A Firenze, tra l'altro, il comune ha istituito un tavolo permanente di confronto con alcune organizzazioni per gestire gli ospiti del progetto Sprar, che oggi si trovano in una situazione di incertezza. “Un'esperimento importante - continua Massafra - perché la legge oggi indebolisce un sistema virtuoso, rendendo più complicate le procedure di riconoscimento del diritto d'asilo”. Lo Sprar finora “aveva favorito processi di integrazione molto più gestibili da parte dei comuni”, che ora non sono più garantiti. “Così come non sono garantiti i posti degli operatori che ci lavorano”. Il sindacato sta quindi cominciando a gestire grandi vertenze come quella del Cara di Mineo, in Sicilia, dove il decreto sicurezza “sta mettendo in discussione un migliaio di posti di lavoro, fra diretti e indotto”. Quello dello Sprar, tra l'altro, continua ad essere “il sistema più efficace per favorire l'integrazione, ed evitare la clandestinità.

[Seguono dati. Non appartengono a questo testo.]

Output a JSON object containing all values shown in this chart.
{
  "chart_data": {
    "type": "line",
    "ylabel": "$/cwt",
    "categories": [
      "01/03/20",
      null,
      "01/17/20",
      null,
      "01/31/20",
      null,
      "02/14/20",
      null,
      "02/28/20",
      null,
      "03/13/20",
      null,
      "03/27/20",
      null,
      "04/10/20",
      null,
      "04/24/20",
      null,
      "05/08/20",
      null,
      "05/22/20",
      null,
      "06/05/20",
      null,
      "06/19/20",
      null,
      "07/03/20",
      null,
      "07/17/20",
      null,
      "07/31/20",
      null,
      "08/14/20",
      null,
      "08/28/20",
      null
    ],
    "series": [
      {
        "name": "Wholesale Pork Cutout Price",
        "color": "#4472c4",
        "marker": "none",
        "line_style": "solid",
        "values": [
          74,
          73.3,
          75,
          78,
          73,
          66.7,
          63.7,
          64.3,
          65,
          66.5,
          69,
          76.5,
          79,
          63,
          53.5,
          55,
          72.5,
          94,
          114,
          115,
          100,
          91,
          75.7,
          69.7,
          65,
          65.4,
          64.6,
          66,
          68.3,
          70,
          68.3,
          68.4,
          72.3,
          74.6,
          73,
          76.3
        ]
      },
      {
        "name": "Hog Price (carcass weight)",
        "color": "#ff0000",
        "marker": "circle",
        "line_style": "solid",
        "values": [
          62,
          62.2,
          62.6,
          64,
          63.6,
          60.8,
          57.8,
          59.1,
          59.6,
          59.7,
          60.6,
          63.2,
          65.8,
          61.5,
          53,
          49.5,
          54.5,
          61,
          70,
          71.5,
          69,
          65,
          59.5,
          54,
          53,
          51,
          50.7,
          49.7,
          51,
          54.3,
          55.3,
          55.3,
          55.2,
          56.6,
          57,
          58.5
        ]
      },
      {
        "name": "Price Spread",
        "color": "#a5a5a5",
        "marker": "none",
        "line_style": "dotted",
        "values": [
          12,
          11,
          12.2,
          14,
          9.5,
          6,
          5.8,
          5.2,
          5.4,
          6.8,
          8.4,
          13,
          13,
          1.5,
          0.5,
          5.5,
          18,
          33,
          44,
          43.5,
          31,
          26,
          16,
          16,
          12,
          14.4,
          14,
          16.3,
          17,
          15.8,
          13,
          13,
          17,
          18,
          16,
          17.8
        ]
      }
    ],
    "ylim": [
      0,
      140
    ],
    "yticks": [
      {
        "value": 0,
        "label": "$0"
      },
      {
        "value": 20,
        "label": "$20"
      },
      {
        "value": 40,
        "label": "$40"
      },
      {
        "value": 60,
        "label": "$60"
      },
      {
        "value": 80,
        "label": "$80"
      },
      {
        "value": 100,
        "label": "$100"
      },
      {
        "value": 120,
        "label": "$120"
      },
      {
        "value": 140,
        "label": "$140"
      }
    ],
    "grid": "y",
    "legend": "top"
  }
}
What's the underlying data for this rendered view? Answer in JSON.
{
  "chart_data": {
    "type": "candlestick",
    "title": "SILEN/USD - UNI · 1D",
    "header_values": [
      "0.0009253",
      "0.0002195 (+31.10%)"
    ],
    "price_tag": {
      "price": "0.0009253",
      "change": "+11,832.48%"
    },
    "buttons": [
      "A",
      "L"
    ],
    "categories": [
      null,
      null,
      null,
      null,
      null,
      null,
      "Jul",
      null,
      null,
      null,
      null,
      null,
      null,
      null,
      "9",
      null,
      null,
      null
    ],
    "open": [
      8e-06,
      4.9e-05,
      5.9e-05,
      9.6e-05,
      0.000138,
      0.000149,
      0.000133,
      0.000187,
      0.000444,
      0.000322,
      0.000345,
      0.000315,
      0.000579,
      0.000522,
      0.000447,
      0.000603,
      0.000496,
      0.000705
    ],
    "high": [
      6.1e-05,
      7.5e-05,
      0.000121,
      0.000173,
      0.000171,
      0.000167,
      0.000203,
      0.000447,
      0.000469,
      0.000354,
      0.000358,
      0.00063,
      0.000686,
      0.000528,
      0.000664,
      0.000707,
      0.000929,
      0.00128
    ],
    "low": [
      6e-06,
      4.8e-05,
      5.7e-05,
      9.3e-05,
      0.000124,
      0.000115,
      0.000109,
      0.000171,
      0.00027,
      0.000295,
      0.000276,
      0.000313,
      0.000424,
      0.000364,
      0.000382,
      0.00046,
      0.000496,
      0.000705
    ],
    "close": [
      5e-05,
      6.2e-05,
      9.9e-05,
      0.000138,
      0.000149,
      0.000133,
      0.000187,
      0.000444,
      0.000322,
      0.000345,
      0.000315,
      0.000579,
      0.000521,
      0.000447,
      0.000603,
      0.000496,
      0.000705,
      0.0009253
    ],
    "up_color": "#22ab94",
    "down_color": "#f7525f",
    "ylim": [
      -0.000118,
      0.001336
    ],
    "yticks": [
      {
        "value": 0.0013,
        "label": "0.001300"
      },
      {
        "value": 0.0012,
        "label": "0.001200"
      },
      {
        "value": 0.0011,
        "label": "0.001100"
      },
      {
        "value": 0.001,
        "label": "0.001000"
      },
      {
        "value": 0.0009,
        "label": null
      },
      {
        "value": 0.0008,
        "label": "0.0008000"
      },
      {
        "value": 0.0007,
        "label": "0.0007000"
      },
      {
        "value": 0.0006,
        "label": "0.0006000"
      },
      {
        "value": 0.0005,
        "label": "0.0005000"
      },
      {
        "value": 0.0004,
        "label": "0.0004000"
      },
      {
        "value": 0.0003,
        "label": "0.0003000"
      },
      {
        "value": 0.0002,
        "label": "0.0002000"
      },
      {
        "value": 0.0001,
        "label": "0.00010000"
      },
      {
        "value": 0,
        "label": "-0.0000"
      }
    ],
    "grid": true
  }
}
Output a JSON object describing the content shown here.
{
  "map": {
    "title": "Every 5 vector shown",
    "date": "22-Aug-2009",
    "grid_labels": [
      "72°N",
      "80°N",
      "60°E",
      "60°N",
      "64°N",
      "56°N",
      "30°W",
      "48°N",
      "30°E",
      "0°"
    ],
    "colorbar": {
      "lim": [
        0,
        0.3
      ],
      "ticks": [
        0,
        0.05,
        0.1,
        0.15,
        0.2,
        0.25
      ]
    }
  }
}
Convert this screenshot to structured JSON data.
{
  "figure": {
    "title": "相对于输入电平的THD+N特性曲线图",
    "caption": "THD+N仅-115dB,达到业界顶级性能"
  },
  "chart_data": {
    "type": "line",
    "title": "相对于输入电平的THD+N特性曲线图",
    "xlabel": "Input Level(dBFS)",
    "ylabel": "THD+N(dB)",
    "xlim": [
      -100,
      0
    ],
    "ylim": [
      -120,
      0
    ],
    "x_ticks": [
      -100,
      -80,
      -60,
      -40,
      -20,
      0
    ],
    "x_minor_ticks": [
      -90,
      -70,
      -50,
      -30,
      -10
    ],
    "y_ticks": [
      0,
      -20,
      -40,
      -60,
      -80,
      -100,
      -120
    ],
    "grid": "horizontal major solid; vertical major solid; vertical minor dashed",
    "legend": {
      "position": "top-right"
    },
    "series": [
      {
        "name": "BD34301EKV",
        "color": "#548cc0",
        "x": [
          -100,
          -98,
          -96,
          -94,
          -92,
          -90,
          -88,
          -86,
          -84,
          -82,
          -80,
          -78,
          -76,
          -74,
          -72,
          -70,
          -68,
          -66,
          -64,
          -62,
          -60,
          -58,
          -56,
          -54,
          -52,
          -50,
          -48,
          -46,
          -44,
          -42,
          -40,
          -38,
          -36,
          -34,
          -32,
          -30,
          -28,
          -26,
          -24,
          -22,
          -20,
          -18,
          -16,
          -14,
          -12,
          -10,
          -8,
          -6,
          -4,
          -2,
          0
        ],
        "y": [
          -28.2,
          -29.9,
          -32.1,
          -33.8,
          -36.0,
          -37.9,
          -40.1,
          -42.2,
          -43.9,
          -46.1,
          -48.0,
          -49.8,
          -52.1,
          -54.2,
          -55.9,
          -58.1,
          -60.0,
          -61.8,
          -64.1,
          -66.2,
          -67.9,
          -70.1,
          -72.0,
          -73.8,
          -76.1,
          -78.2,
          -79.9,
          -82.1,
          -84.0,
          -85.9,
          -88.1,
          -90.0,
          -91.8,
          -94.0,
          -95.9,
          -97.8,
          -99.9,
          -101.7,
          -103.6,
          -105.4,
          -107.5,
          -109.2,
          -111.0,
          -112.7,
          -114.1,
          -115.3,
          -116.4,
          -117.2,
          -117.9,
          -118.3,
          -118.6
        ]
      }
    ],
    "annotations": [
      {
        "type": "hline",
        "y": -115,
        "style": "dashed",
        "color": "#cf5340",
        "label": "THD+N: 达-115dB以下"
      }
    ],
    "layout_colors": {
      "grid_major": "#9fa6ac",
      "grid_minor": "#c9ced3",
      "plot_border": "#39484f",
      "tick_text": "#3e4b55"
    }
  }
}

Cioè per evitare sacche di povertà che poi alimentano le organizzazioni criminali.” La difesa di quel sistema però è “anche difesa dell'occupazione che lo Sprar generava”.
Intanto ci sono 49 uomini, donne e bambini che stazionano sulla Sea watch e sulla Sea Eye, due navi in mezzo al mare al largo delle coste di Malta che non trovano approdo. “Dobbiamo concretizzare tutta l'indignazione che generano episodi come questo - ha concluso Massafra - perché i governi continuano a utilizzare l'immigrazione per costruire propaganda, giocando con la vita delle persone. È assolutamente inaccettabile, l'accanimento su alcune situazioni non è altro che uno specchietto per le allodole. Questo braccio di ferro tra i governi non ha alcun senso. Perché su questi argomenti sta naufragando il senso stesso della costruzione dell'Europa dei popoli”.